Mannen en vrouwen verschilden ook in welke patiëntkenmerken waarschijnlijk vooroordelen uitlokten. Zo zei 51 procent van de mannelijke artsen dat een patiënt met een zwaarder gewicht vooroordelen kon uitlokken, vergeleken met 42 procent van de vrouwen. En 21 procent van de mannelijke artsen zei dat een gebrek aan verzekeringsdekking vooroordelen kon uitlokken, vergeleken met 15 procent van de vrouwelijke artsen.
Waarom zwaarlijvige patiënten vaak slechtere zorg krijgen
Medscape merkt echter op dat de enquête geen rekening kan houden met impliciete vooroordelen, die op een onbewust niveau optreden, of een tegenzin bij bepaalde groepen om toe te geven dat ze vooroordelen hebben. Uit de enquête bleek ook dat hoewel 50 procent van de artsen zei dat ze vooroordelen hadden, slechts 16 procent van die artsen zei dat hun vooroordelen een positieve of negatieve invloed zouden hebben op de patiëntenzorg.

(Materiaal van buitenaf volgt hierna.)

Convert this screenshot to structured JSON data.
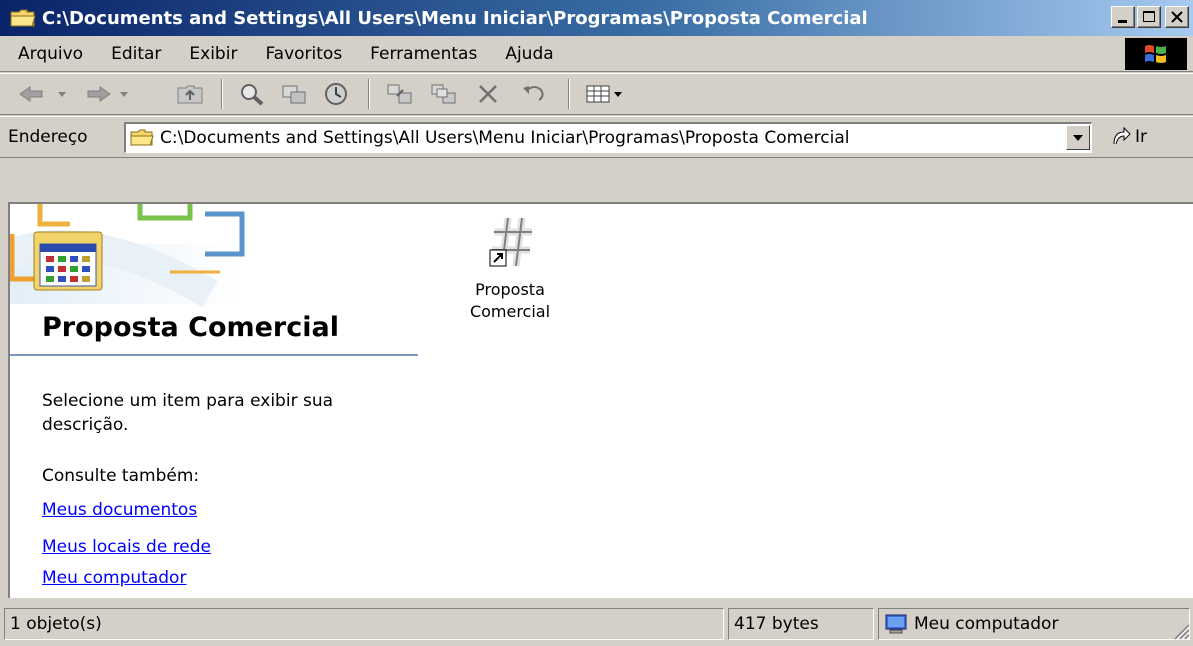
{
  "window": {
    "title": "C:\\Documents and Settings\\All Users\\Menu Iniciar\\Programas\\Proposta Comercial"
  },
  "menu": {
    "items": [
      "Arquivo",
      "Editar",
      "Exibir",
      "Favoritos",
      "Ferramentas",
      "Ajuda"
    ]
  },
  "toolbar": {
    "buttons": [
      "back-icon",
      "forward-icon",
      "up-folder-icon",
      "search-icon",
      "folders-icon",
      "history-icon",
      "move-to-icon",
      "copy-to-icon",
      "delete-icon",
      "undo-icon",
      "views-icon"
    ]
  },
  "address": {
    "label": "Endereço",
    "value": "C:\\Documents and Settings\\All Users\\Menu Iniciar\\Programas\\Proposta Comercial",
    "go_label": "Ir"
  },
  "panel": {
    "title": "Proposta Comercial",
    "description": "Selecione um item para exibir sua descrição.",
    "see_also": "Consulte também:",
    "links": [
      "Meus documentos",
      "Meus locais de rede",
      "Meu computador"
    ]
  },
  "files": [
    {
      "name_line1": "Proposta",
      "name_line2": "Comercial",
      "icon": "shortcut-hash-icon"
    }
  ],
  "status": {
    "objects": "1 objeto(s)",
    "size": "417 bytes",
    "zone": "Meu computador"
  },
  "colors": {
    "title_start": "#0a246a",
    "title_end": "#a6caf0",
    "chrome": "#d4d0c8",
    "link": "#0000ff",
    "panel_rule": "#7a96c7"
  }
}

Onder artsen die toegaven dat vooroordelen hun behandeling beïnvloedden, waren de patiëntfactoren die het meest waarschijnlijk een negatief vooroordeel uitlokten – zoals minder tijd doorbrengen met een patiënt of een minder vriendelijke manier -:
- Taalverschillen (61 procent);
- Emotionele problemen (58 procent); en
- Zwaarder gewicht (50 procent).
Met andere woorden, de patiëntfactoren die het meest waarschijnlijk een positief vooroordeel uitlokten – zoals meer tijd doorbrengen met een patiënt of een vriendelijkere manier van doen – onder deze artsen waren:
- Oudere leeftijd (50 procent);
- Lage intelligentie (32 procent); en
- Vreemd ras van zichzelf (25 procent) (Thielking, “Morning Rounds,” STAT News, 1/11; Peckham, Medscape, 1/11; Rappleye, Becker’s Hospital Review, 1/12).
Burn-out en de veranderende beroepsbevolking van artsen
De bezorgdheid over burn-out bij artsen heeft de krantenkoppen gehaald, en de stress waarmee zorgverleners te maken hebben, blijft toenemen. Verkopers die met artsen willen werken, moeten deze nieuwe klinische omgeving begrijpen voordat ze kunnen slagen.
Kijk op de infographic voor een overzicht van de veranderingen die van invloed zijn op het artsenbestand. U zult ook vier nieuwe regels voor betrokkenheid leren om leveranciers en dienstverleners te helpen hun aanbod af te stemmen op de realiteit van zorgverleners.